Football: Spanish judge bars league strike

MADRID, March 30, 2011 (AFP) - A Spanish judge on Wednesday barred the country's football league (LFP) from staging a strike this weekend to protest broadcast rights.

The judge backed a suit filed by six first division clubs who had opposed the planned walkout.

Madrid Judge Purificacion Pujol decided to "suspend ... the agreement adopted by the (LFP) on February 11. As a result, the official calendar of the first and second divisions of the league cannot be changed," she said in a ruling.

Pujol on Tuesday heard depositions by the parties concerned: representatives of the LFP and those of six clubs opposed to the strike.

The LFP said it "respects the decision" of the judge but maintains its "demands of the government."

The association announced on February 11 its decision to call the strike for the weekend of April 2-3 to protest a long-standing rule that one first division match per weekend is broadcast for free on television.

Negotiations followed with political leaders to find a solution, but the LFP reiterated its decision last week.

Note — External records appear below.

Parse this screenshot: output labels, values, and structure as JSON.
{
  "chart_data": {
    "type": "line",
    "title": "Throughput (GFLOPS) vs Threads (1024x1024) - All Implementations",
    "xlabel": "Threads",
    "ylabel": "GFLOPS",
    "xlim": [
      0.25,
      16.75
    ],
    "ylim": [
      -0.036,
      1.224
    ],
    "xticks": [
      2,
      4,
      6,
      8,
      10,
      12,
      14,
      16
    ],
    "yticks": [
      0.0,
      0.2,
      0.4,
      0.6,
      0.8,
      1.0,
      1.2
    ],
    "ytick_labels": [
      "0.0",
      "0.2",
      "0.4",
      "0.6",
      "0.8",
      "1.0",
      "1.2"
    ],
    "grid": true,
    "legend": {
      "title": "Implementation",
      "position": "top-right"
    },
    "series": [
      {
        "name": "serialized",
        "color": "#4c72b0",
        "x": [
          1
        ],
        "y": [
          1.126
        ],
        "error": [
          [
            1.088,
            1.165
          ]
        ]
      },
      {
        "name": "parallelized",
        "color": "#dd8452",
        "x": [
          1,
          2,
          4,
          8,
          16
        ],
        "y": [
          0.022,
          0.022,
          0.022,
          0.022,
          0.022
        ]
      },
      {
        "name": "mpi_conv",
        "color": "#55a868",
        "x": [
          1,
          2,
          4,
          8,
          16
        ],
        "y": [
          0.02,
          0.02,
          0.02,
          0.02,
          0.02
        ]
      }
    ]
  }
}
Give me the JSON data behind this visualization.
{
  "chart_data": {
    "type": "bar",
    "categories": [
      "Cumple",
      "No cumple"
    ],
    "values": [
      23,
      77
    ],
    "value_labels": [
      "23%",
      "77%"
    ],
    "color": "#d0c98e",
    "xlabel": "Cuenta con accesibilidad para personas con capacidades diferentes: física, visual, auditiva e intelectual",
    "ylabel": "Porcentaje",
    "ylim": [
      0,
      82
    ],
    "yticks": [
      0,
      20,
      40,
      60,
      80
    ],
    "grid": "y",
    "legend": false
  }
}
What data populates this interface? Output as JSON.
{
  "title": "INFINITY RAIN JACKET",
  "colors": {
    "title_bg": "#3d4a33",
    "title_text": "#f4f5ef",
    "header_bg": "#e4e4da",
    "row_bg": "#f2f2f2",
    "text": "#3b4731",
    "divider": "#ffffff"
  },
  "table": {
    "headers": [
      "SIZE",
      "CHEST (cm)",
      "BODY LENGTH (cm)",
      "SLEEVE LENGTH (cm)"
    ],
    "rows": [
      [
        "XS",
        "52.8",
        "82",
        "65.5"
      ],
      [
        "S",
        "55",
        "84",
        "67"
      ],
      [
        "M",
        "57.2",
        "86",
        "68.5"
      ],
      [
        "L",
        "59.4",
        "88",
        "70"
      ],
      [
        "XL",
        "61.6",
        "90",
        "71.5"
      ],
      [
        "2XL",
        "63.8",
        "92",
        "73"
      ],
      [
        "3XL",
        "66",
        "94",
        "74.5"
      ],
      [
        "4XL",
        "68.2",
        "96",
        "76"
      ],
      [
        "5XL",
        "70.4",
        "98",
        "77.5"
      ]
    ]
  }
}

But Espanyol Barcelona, Villarreal, Zaragoza, Athletic Bilbao, Real Sociedad and Sevilla then took legal action to try and prevent the strike.

The United States lines up to defend a free kick by Lionel Messi #10 of Argentina, a Barcelona striker, during a friendly match at New Meadowlands Stadium on March 26, 2011 in East Rutherford, New Jersey, USA. AFP

They described the proposed action as "a disproportionate, untimely measure that is contrary to the interests of the clubs, the competition and the fans and is, in addition, contrary to the law".

The managing director and deputy chairman of Sevilla, Jose Maria Cruz, resigned on Tuesday from his post as vice-president of the LFP, the league said in a statement. It gave no reason for the decision.

A 1997 law allows one first division match per weekend to be broadcast for free on television, rather that on pay-per-view or cable.

Spanish media has said the LFP could receive an additional 150 million euros if the law was scrapped.

The strike would have meant the Spanish league season being extended to the weekend of June 11-12 instead of May 21-22.

A lawyer for the six clubs, Juan de Dios Crespo, had said Tuesday that if Pujol ruled their favour the other clubs would be legally obliged to play their scheduled matches or face sanctions.

Meanwhile, second division leaders Rayo Vallecano threatened not to play this weekend in a row over unpaid wages.

"We spoke about two things today - locking ourselves in the dressing room and the other option is refusing to play," said skipper Michel following a player meeting. "We haven't been paid for almost a year," he explained.